Benedict has told bishops that such fears are "unfounded" as the Mass celebrated in the vernacular remained the "normal" form while the older version was an "extraordinary" one that would probably be sought by only relatively few Catholics.

The Vatican spokesman, the Rev Federico Lombardi, said the new rules did not "impose any return to the past, nor any weakening of the authority of the council, nor the authority and responsibility of bishops".

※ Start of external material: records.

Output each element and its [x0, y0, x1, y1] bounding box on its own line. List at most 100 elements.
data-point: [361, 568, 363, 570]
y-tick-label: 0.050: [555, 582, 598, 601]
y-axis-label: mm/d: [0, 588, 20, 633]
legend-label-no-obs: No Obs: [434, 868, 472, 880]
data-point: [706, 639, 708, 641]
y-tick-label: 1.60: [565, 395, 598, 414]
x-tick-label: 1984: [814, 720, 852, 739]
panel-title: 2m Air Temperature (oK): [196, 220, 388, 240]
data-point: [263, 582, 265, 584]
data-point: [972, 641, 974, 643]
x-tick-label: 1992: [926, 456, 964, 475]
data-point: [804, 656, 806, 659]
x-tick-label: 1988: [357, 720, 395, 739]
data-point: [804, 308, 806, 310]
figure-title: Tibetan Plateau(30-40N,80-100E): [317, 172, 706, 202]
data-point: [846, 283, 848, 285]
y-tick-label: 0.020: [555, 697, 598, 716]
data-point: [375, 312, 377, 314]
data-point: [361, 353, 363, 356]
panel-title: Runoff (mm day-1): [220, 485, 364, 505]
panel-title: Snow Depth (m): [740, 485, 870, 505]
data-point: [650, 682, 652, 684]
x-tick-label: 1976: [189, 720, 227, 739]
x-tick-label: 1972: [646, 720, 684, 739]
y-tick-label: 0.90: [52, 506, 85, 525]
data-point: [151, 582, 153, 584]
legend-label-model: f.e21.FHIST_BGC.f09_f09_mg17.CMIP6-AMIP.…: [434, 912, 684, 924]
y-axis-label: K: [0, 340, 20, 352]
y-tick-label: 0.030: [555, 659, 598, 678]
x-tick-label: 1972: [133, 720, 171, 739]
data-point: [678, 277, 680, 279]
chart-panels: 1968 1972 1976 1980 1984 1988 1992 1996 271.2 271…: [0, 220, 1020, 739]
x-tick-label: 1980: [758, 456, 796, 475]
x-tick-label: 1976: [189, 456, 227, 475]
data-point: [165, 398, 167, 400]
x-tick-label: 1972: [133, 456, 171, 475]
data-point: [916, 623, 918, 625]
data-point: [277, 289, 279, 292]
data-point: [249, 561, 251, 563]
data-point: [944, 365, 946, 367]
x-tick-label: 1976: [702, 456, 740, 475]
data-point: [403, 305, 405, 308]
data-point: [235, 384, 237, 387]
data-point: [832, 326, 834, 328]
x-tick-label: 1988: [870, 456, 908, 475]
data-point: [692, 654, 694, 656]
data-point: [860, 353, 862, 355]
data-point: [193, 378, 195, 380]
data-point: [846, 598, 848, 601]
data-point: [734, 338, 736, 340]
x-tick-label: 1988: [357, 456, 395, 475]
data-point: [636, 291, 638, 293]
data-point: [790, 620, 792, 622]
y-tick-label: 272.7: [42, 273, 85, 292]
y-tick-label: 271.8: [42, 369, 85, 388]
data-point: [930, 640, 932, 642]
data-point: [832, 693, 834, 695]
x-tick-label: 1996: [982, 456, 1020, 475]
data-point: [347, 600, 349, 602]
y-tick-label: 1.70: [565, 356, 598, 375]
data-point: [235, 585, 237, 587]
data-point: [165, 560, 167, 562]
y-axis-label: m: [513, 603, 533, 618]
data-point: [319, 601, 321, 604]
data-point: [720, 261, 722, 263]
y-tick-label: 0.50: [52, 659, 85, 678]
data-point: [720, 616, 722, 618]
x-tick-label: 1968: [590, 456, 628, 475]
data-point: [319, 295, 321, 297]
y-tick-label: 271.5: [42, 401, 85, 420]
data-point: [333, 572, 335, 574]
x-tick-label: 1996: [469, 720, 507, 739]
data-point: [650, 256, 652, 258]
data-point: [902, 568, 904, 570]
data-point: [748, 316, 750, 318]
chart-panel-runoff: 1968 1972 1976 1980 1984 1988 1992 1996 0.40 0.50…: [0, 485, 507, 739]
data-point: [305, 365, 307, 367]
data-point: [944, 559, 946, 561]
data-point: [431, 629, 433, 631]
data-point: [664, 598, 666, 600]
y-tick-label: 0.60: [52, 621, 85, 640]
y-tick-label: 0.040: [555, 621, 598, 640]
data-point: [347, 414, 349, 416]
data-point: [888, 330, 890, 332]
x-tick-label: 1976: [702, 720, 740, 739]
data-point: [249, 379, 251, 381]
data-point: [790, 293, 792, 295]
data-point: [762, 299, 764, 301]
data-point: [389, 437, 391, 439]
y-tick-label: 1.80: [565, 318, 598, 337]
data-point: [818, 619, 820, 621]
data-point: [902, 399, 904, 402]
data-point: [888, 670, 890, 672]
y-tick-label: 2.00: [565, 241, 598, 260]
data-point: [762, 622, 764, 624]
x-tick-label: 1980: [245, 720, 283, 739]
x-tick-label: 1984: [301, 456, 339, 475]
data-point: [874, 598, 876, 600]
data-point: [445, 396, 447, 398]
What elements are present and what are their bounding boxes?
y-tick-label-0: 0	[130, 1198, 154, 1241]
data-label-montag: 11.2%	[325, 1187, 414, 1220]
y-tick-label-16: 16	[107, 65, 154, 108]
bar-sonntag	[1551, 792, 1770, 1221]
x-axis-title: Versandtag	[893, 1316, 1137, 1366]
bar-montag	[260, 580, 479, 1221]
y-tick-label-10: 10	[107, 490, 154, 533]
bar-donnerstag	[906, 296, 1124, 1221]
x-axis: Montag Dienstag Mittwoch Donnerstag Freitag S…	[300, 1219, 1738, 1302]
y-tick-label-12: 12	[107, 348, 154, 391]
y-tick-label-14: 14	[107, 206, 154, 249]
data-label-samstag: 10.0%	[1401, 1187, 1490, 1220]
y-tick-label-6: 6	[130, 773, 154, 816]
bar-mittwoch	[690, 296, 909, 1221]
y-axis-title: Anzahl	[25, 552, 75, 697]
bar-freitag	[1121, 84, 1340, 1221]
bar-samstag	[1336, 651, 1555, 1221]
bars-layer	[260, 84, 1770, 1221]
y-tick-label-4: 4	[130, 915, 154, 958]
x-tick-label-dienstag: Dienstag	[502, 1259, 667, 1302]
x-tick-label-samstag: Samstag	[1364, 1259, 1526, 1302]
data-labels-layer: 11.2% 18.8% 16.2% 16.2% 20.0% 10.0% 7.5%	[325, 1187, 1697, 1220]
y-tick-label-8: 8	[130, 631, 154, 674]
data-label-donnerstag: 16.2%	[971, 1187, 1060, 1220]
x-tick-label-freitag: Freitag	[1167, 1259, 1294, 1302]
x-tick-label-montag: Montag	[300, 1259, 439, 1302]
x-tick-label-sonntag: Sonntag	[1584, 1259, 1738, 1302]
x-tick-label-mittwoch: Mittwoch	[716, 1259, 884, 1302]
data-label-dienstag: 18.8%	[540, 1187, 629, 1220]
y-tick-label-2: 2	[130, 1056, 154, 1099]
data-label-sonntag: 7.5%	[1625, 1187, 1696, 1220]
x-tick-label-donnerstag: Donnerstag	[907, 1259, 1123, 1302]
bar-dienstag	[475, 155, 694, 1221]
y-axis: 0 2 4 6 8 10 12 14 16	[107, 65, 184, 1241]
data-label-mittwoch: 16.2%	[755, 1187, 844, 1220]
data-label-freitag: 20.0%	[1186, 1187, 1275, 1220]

Benedict was acting in a bid to reach out to the followers of a French ultra-traditionalist, the late Archbishop Marcel Lefebvre, who split with the Vatican over the introduction of the new Mass and other Vatican II reforms. He was excommunicated in 1988 after he consecrated four bishops without Rome's consent. The bishops were excommunicated as well.

The group has expressed rejoicing and thanked Benedict for the move.

In one small village in western France, a church was recently occupied by Catholic traditionalists demanding a Mass in Latin.

A new priest, replacing a conservative who led the parish for 40 years, had been ordered by the local bishop to end the unauthorised but previously tolerated older rites.